Llegada a la meta desde aquel chaparrón de 1982

Llegada a la meta desde aquel chaparrón de 1982

Aburto ha enlazado durante toda su biografía militancia política, vida personal y compromiso social, siempre con epicentro en Bilbao

Luis López
LUIS LÓPEZ

Es como si toda la trayectoria política y personal de Juan Mari Aburto hubiese seguido un guión, una línea definida, para llegar hasta aquí. Hasta la alcaldía de Bilbao, la meta. Y, más concretamente, hasta este mismo momento. Porque cuando ganó por primera vez las elecciones municipales, en 2015, le tocó gestionar el legado de un Iñaki Azkuna que había adquirido talla casi divina. Pero ahora él, Aburto, es el protagonista. Y suyo (y de la marca PNV, naturalmente) es el mérito de estos resultados.

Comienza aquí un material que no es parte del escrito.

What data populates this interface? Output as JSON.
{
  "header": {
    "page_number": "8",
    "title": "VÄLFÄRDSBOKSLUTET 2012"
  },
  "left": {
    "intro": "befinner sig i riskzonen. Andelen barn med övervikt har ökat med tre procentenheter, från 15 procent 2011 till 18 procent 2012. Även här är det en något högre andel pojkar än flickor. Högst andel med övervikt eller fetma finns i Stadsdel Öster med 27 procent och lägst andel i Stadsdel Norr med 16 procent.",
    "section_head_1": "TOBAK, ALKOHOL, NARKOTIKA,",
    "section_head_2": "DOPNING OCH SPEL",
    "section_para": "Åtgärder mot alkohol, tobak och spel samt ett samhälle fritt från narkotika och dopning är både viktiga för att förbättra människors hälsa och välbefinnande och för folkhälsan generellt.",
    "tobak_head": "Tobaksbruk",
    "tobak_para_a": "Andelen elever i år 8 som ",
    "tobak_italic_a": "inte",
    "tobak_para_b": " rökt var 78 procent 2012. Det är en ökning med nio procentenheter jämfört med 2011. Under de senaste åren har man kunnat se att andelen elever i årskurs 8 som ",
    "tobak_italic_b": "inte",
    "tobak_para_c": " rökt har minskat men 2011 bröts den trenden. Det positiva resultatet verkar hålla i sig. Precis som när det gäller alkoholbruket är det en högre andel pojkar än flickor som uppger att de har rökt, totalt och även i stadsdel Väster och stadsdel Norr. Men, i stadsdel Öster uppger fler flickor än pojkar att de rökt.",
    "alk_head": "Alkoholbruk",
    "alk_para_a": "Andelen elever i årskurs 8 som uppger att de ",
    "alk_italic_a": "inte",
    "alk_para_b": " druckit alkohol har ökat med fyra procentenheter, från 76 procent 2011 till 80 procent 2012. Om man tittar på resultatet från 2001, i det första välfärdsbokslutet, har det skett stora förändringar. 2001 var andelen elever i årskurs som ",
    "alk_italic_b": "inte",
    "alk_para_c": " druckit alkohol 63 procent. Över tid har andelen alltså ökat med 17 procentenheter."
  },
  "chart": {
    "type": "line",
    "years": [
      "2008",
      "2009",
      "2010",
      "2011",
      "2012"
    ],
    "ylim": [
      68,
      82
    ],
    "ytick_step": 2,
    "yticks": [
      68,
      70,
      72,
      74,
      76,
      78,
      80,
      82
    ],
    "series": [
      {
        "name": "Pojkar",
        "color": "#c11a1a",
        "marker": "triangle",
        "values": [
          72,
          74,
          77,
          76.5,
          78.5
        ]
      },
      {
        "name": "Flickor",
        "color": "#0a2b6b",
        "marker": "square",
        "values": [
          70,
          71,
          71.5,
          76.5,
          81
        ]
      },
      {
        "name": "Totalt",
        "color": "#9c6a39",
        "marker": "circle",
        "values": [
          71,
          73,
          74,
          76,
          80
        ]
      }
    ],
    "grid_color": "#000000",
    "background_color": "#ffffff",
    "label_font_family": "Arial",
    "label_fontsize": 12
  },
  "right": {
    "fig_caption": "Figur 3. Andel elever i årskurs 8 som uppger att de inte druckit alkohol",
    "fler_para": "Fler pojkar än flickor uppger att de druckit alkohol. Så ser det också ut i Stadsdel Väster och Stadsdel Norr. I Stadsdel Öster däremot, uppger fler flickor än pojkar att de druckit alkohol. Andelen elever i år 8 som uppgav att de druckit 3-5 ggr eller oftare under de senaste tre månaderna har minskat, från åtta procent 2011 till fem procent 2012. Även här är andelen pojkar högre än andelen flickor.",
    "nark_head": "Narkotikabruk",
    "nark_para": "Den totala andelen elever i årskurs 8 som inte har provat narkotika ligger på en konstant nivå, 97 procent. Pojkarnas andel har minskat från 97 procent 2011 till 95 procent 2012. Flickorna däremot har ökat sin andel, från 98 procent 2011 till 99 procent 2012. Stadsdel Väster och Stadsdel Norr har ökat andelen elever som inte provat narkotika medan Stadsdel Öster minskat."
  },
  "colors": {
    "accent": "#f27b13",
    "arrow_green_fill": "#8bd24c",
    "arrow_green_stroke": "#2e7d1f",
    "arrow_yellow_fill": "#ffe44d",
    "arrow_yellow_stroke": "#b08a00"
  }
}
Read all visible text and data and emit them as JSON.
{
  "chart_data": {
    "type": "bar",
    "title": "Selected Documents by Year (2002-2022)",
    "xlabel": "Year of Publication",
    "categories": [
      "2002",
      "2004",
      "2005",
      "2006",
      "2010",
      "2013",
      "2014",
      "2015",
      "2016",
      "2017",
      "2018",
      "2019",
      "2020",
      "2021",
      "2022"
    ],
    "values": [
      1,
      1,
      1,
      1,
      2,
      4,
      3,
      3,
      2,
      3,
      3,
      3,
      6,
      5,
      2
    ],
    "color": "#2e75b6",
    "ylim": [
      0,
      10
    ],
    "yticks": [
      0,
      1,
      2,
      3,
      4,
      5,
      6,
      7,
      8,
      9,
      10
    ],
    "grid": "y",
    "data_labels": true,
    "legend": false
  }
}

Quien durante otros cuatro años portará la makila nació el 28 de marzo de 1961 en Indautxu, en la vieja 'Gota de Leche', y nunca se ha desvinculado de la ciudad. Eso sí, desde los 18 años hasta que se casó, a los 26, vivió en Las Arenas. Luego, con su esposa Arantza, regresó a su ciudad. A Deusto. Y allí sigue.

Ha sido en este universo cercano donde ha desarrollado toda su carrera profesional y, sobre todo, política. Su vinculación con el PNV se remonta a la adolescencia y desde entonces ha enlazado militancia y vida personal. El ejemplo definitivo: sus padres conocieron a quien sería su esposa en «el Alderdi de 1982, en Getxo», recuerda el alcalde. Tras una tromba de agua los novios se refugiaron en la casa de él. Cosas del destino, en aquella jornada, ante la multitud, ofició un chaval de EGI de la misma edad que Juan Mari que se llamaba Iñigo Urkullu.

Aburto estudió Derecho en Deusto y, en 1985, sacó la oposición de técnico de administración general de la Diputación de Bizkaia. Sus responsabilidades políticas llegaron en 1991, como director de Servicios en el Departamento de Interior del Gobierno vasco. Eran años duros en los que los asesinatos de ETA lo condicionaban todo. De aquella época conserva amigos con los que sigue quedando. En 1994 regresó a la Diputación para ser diputado de Acción Social, de Presidencia; más tarde ejerció como consejero de Empleo y Políticas Sociales del Gobierno vasco.

Pero siempre con la vista puesta en su ciudad. Tanto, que se define casi como un cliché. «Soy del Athletic, del Partido, de la Amatxu de Begoña y muy orgulloso de ser de Bilbao». Cristiano practicante, siempre destaca de sí mismo una sensibilidad social que, ahora, tendrá cuatro años más para demostrar.